Image copyright © by Marcus Trahan

Medium Cool

(1969)

As I write this, the second day of the RNC (the Republican National Clusterfuck) is getting under way in Cleveland. No one has been killed so far, at least not on the convention floor, but stick around. Ohio is an open carry state, and with so many angry, armed nuts about, things could get real interesting.

TCM was running a series of movies set at political conventions. We had seen The Best Man recently, but I don’t think I had seen this one since the year of its release. (Tonight, maybe we will watch the original The Manchurian Candidate.)

I think 1968 has a good claim to being the worst year of my lifetime, domestically. First there was Martin, then there was Bobby, who might have rescued us from cheerful, bland, LBJ’s butt boy Hubert Humphrey. Not that I am a fan of Bobby, but back then we didn’t know much about the scummier things he did.

The country was devastated. We went into August sorrowful, confused, and angry. What the hell had happened to America?

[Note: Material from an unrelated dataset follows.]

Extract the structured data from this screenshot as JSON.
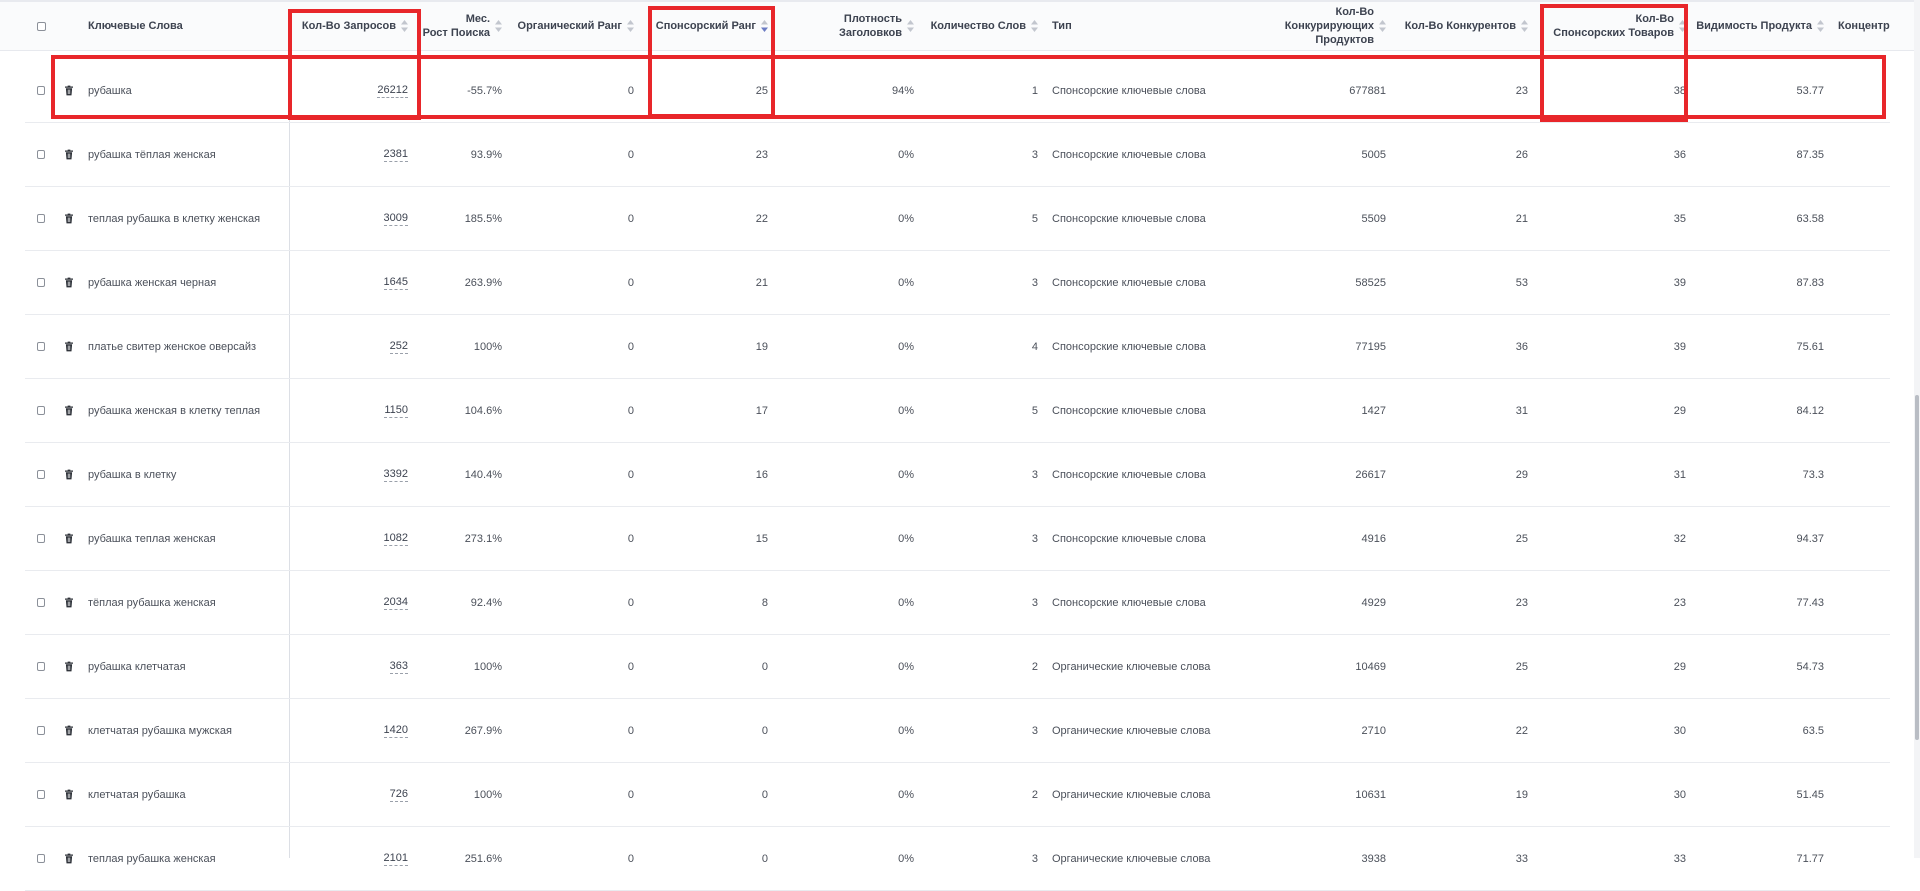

I was never tempted to go to Chicago and protest, not even for a minute. Not that I anticipated the police riot that ensued, but it sure seemed possible that things would go tits up. I mean, Dan Rather, Mike Wallace, and Edwin Newman were assaulted by Chicago’s Porkiest on the fucking convention floor! Walter Cronkite, the most trusted man in America, said, on live TV, “I think we have a bunch of thugs here, Dan.” And that, of course, was nothing compared to what was going down outside in the street and in Grant Park, where Mayor Daley’s storm troopers, CPD and National Guard, went bugfuck and started wailing on anyone they could reach with their billy clubs.

In the midst of all this mayhem was Haskell Wexler, Robert Forster, Verna Bloom, and a few other cameramen who had been there to make a film with the DNC as a backdrop. There was no way they could have known what was about to come down, though the possibility of some sort of police action had been anticipated. But the cops literally went berserk. The demonstrators were overwhelmingly peaceful, and they got their heads split open.

Wexler was known mostly as a cameraman, having shot some really great films. This was his debut as a writer-director. And he made up a whole new style there in Chicago. The film has the look of a documentary, using mostly hand-held cameras. That wasn’t easy in 1968. Much of the dialogue was improvised. And then came the convention. Bloom was filmed wandering around among the real demonstrators and real police as they organized and then stormed through the park. She, and Wexler’s crew, were in real danger of serious injury. At one point, as the line of pigs (BTW, I never called cops pigs unless they deserved it, and they never deserved it more than that bloody day) advanced on them, one of his crew called out “Watch out, Haskell, it’s real!”

The film has its flaws. The story of the news cameraman meeting and falling for the working class mom newly arrived from West Virginia is pretty standard. Some of it is a bit preachy. And I really hate the ending, when Forster and Bloom are killed in a car crash. It’s like ending a story with the words “And then a big rock fell on them, and they were dead!”

I know why he did it. The opening scene was of Forster and his sound man dispassionately walking around a crashed car, getting the film of a woman who was thrown out and not moving. After they have the shot, Forster suggests they should call for an ambulance. Wexler’s point was clear. We have become too detached, and are not really engaged in the real world. We are just observers.

Talk about prophetic! Only today there would be dozens of people with their cell phones just standing around, doing nothing to help. And the last shot of the film is of a car driving by the wreck and the corpses of Forster and Bloom, taking some pictures, and not even stopping. That was how the picture was going to go, and then the Convention violence intervened and he knew he had something completely different in the can. So he changed it, and it doesn’t really fit together.

Nevertheless, it is a great film, a seminal one, a film that changed what films could be. If you were too young to experience Chicago in all its ugliness, I ask you to imagine the impact this film had on us in 1969. We were shocked, devastated, and even more determined to put an end to the Vietnam War, and to business as usual.

And what did we get? Richard Nixon. Sigh.